No ato de posse simbólica do ex-presidente Lula, os simpatizantes soltaram balões vermelhos enquanto desejavam “Lula Livre”. A ação, além de chamar a atenção para a condenação precoce de Lula, teve o intuito de reiterar que o ex-presidente ocupava o primeiro lugar nas intenções de voto na corrida eleitoral, como previam os principais institutos de pesquisa - DataFolha, IBOPE e Vox Populi -, quando os seus direitos políticos foram cassados pela justiça brasileira, contradizendo recomendação da ONU, o impedindo de ser candidato.
“Nós poderíamos estar em Brasília hoje, se você tivesse concorrido a presidência da república, na sua posse, porque você teria sido eleito, Lula. Nós sabemos o motivo de você estar aí. Você está aí para que não disputasse a eleição e não fosse o presidente dos brasileiros novamente. Por isso, estamos aqui!”, enfatizou, durante o ato, a deputada federal Gleisi Hoffmann (PT/PR), presidenta nacional do PT.
Ceia comunitária
A vigília promoveu uma ceia comunitária, no dia anterior, com a distribuição de mais de 4000 sanduíches de pernil, além de frutas, panetones e o famoso prato feito brasileiro (com arroz, feijão, farofa, couve e ovo cozido). Os alimentos foram recolhidos de doações de apoiadores e movimentos sociais, além da produção dos assentamentos do MST. O clima de solidariedade atingiu os arredores do bairro de Santa Cândida, com a distribuição das refeições aos moradores de rua e outros trabalhadores que passaram por ali, como os lixeiros em serviço durante a virada.
“A gente tem que promover toda a estrutura que é necessária para que as pessoas se sintam bem. Servimos de forma carinhosa, educada e solidária”, afirmou o professor Sérgio Ubiratan Alves de Freitas, nordestino e morador de Curitiba, membro da organização da vigília desde 7 de abril.
A vigília
A vigília sofreu transformações ao longo dos 271 dias de permanência. Nos primeiros 3 meses, cerca de 6000 pessoas acampavam ao redor da PF. Com o tempo, no entanto, houve considerável redução dos acampantes, principalmente depois de episódios com a justiça local, conflitos com moradores, ameaças, deslocamentos do acampamento e até ataques a tiros de autoria desconhecida.

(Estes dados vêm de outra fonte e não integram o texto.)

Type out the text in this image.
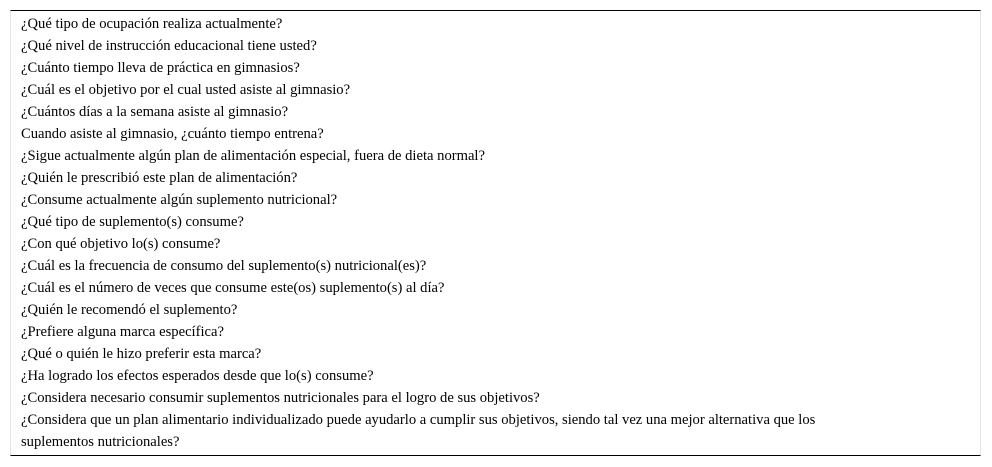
¿Qué tipo de ocupación realiza actualmente?
¿Qué nivel de instrucción educacional tiene usted?
¿Cuánto tiempo lleva de práctica en gimnasios?
¿Cuál es el objetivo por el cual usted asiste al gimnasio?
¿Cuántos días a la semana asiste al gimnasio?
Cuando asiste al gimnasio, ¿cuánto tiempo entrena?
¿Sigue actualmente algún plan de alimentación especial, fuera de dieta normal?
¿Quién le prescribió este plan de alimentación?
¿Consume actualmente algún suplemento nutricional?
¿Qué tipo de suplemento(s) consume?
¿Con qué objetivo lo(s) consume?
¿Cuál es la frecuencia de consumo del suplemento(s) nutricional(es)?
¿Cuál es el número de veces que consume este(os) suplemento(s) al día?
¿Quién le recomendó el suplemento?
¿Prefiere alguna marca específica?
¿Qué o quién le hizo preferir esta marca?
¿Ha logrado los efectos esperados desde que lo(s) consume?
¿Considera necesario consumir suplementos nutricionales para el logro de sus objetivos?
¿Considera que un plan alimentario individualizado puede ayudarlo a cumplir sus objetivos, siendo tal vez una mejor alternativa que los suplementos nutricionales?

Com a locação de um terreno particular em frente à sede da PF e o apoio de 5 casas na região, a organização conseguiu um rodízio de participação entre os apoiadores permanentes e uma estrutura para receber as caravanas dos estados, chefes de governo nacionais e internacionais, representantes de movimentos sociais, artistas e jornalistas.
É o caso de Nice Ometis, pela 6ª vez em caravana na vigília. ˜Eu tenho a missão de lutar por um mundo melhor, e Lula representa este mundo melhor por ser a esperança da democracia˜, explicou a professora mineira de 62 anos sobre o que a motiva a voltar ao acampamento. “Na história recente do Brasil, nós não tivemos um governo semelhante aos que foram os governos Lula. Houve uma mudança estrutural no país. A minha região, o Nordeste, é a prova disso. Por isso, a gente fala: existe o Brasil antes de 2002 e o Brasil depois de 2002, e isso é uma realidade. O Lula passou a ser a representação da possibilidade de um país diferente, menos desigual”, enfatizou Sérgio Ubiratan.
Apesar das festas de fim de ano, o clima da vigília é de apreensão sobre o futuro com a posse de Jair Bolsonaro. “Não sabemos o que eles podem fazer com a vigília a partir de 3 de janeiro”, diziam uns. “Não abandonaremos o presidente (Lula), custe o que custar”, gritavam outros. As dúvidas produzidas pelos discursos do novo Presidente da República, principalmente em relação ao cumprimento dos acordos democráticos e o respeito aos direitos humanos, assolam setores do país. Com a indicação do juiz responsável pela condenação do ex-presidente Lula, Sérgio Moro, como ministro da justiça e “chefe” da Polícia Federal, a vigília teme ser alvo de possíveis retaliações e perseguições políticas.